Companhia aprovou a decisão final de investimento (FID) do projeto SEAP I. O FID do módulo SEAP II já havia sido aprovado em dezembro de 2025. A SBM Offshore será responsável pela construção das duas plataformas
14/04/2026
A assinatura dos contratos para os dois FPSOs do projeto Sergipe Águas Profundas (SEAP) está prevista para o próximo mês, após o cumprimento das etapas de governança e das aprovações junto aos parceiros, informou a Petrobras em comunicado divulgado na segunda-feira (13). Segundo a companhia, esse marco impulsiona a etapa de execução dos projetos.
Conforme antecipado pela Brasil Energia, a SBM Offshore será responsável pela construção das duas plataformas, que, juntas, terão capacidade instalada para produzir até 240 mil bpd de óleo e processar 22 milhões de m³/dia de gás natural. O início da produção de óleo está previsto para 2030, com exportação de gás a partir de 2031.
O modelo de contratação adotado para ambas as plataformas é o BOT (Build, Operate and Transfer), no qual a contratada é responsável pelo projeto, construção, montagem e operação das unidades por um período inicial definido em contrato, com posterior transferência à Petrobras.
“A escolha da modalidade de contratação BOT contribuiu para viabilizar o início da produção em menos tempo”, disse Renata Baruzzi, diretora de Engenharia, Tecnologia e Inovação da Petrobras, segundo o comunicado.
Além dos dois FPSOs, o empreendimento prevê a construção e interligação de 32 poços, bem como a implantação de um gasoduto de escoamento com cerca de 134 km de extensão – sendo 111 km em trecho marítimo e 23 km em terra.
Já está em andamento a licitação para o fornecimento de ANMs (Árvores de Natal Molhadas) e equipamentos submarinos para os dois projetos, e está previsto, ainda em 2026, o início das licitações para as demais infraestruturas.
No comunicado divulgado ontem, a Petrobras informa que aprovou a decisão final de investimentos (FID) do projeto SEAP I, que é o segundo FPSO. O FID do módulo SEAP II (o primeiro FPSO) já havia sido aprovado em dezembro de 2025. Estima-se que os dois projetos terão investimentos superiores a R$ 60 bilhões, e produção de mais de 1 bilhão de boe.
SEAP I
O projeto SEAP I abrange as jazidas com óleo leve, considerado de boa qualidade, pertencentes aos campos de Agulhinha, Agulhinha Oeste e Palombeta, localizados nas concessões BM-SEAL-10 e BM-SEAL-11. A Petrobras é operadora das concessões BM-SEAL-11 – com 60% de participação, em parceria com a IBV Brasil Petróleo LTDA (40%) – e BM-SEAL-10, onde detém 100% de participação.

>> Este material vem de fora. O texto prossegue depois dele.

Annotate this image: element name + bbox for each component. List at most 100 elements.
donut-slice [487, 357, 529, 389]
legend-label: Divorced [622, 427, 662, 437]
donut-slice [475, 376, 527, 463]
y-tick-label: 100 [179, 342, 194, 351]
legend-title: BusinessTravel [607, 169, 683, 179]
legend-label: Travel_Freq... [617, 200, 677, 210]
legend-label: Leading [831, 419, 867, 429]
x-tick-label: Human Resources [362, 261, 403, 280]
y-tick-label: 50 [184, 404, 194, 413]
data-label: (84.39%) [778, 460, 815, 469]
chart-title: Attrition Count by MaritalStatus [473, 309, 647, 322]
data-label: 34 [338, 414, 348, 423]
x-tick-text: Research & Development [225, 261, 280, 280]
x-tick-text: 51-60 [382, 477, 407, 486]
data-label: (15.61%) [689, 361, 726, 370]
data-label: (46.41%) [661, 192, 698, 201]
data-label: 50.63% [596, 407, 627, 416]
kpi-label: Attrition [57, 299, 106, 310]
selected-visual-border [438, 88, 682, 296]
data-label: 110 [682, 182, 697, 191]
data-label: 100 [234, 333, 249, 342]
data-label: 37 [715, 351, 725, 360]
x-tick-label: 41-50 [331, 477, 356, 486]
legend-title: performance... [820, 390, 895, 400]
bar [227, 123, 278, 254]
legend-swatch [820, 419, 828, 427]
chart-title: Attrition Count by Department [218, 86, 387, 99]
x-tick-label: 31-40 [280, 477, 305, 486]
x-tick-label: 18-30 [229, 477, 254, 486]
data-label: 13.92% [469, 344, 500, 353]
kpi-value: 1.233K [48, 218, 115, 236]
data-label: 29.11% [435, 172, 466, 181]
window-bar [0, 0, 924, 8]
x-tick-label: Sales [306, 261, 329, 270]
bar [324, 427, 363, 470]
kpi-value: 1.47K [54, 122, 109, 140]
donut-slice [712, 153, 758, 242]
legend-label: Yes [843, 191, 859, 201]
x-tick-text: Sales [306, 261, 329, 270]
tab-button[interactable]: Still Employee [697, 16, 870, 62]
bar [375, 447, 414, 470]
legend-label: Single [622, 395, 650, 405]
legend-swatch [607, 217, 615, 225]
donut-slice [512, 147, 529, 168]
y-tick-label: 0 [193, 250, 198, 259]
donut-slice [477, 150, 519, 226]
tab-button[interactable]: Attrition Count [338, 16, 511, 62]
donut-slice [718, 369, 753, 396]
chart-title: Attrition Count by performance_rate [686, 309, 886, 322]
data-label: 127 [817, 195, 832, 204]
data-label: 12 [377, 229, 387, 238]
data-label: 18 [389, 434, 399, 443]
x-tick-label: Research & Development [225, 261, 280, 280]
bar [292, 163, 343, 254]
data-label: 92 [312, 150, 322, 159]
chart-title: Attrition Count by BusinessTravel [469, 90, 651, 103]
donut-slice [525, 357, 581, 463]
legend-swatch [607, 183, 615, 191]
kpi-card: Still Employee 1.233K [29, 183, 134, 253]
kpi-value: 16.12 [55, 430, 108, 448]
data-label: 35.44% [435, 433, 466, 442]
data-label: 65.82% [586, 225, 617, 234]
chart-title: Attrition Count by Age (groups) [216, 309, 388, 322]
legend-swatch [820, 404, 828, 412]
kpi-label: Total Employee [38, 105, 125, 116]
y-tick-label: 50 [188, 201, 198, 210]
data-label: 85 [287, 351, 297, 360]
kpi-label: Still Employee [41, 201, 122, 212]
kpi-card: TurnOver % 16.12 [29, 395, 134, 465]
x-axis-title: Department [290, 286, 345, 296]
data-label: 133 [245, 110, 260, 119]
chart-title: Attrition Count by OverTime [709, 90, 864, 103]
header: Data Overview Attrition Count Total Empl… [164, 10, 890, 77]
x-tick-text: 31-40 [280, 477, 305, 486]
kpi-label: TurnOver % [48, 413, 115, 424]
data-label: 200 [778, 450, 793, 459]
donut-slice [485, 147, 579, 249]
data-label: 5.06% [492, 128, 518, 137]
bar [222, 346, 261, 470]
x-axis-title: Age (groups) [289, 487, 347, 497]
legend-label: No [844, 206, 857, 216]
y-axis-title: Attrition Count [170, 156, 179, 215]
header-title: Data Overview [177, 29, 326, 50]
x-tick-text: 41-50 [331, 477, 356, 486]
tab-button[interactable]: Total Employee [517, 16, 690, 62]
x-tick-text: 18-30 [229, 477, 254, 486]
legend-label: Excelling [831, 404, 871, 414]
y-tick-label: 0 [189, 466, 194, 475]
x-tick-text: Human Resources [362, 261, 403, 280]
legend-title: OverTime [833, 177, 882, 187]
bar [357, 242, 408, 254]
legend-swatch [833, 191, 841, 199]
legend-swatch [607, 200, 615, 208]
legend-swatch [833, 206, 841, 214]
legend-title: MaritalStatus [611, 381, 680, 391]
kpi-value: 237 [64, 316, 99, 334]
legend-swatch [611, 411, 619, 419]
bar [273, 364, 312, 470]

Essa unidade terá capacidade de produzir 120 mil bpd e processar 10 milhões de m³/dia de gás natural.
SEAP II
O projeto SEAP II abrange jazidas com óleo leve, considerado de boa qualidade, pertencentes aos campos de Budião, Budião Noroeste e Palombeta, localizados a cerca de 80 km da costa nas concessões BM-SEAL-4, BM-SEAL-4A e BM-SEAL-10, respectivamente. A Petrobras é operadora das concessões BM-SEAL-4 – com 75% de participação em parceria com a ONGC Campos Limitada (25%) – e BM-SEAL-4A e BM-SEAL-10, onde detém 100% de participação.
Essa unidade terá capacidade de processamento diário de 120 mil bpd e 12 milhões de m³/dia de gás natural.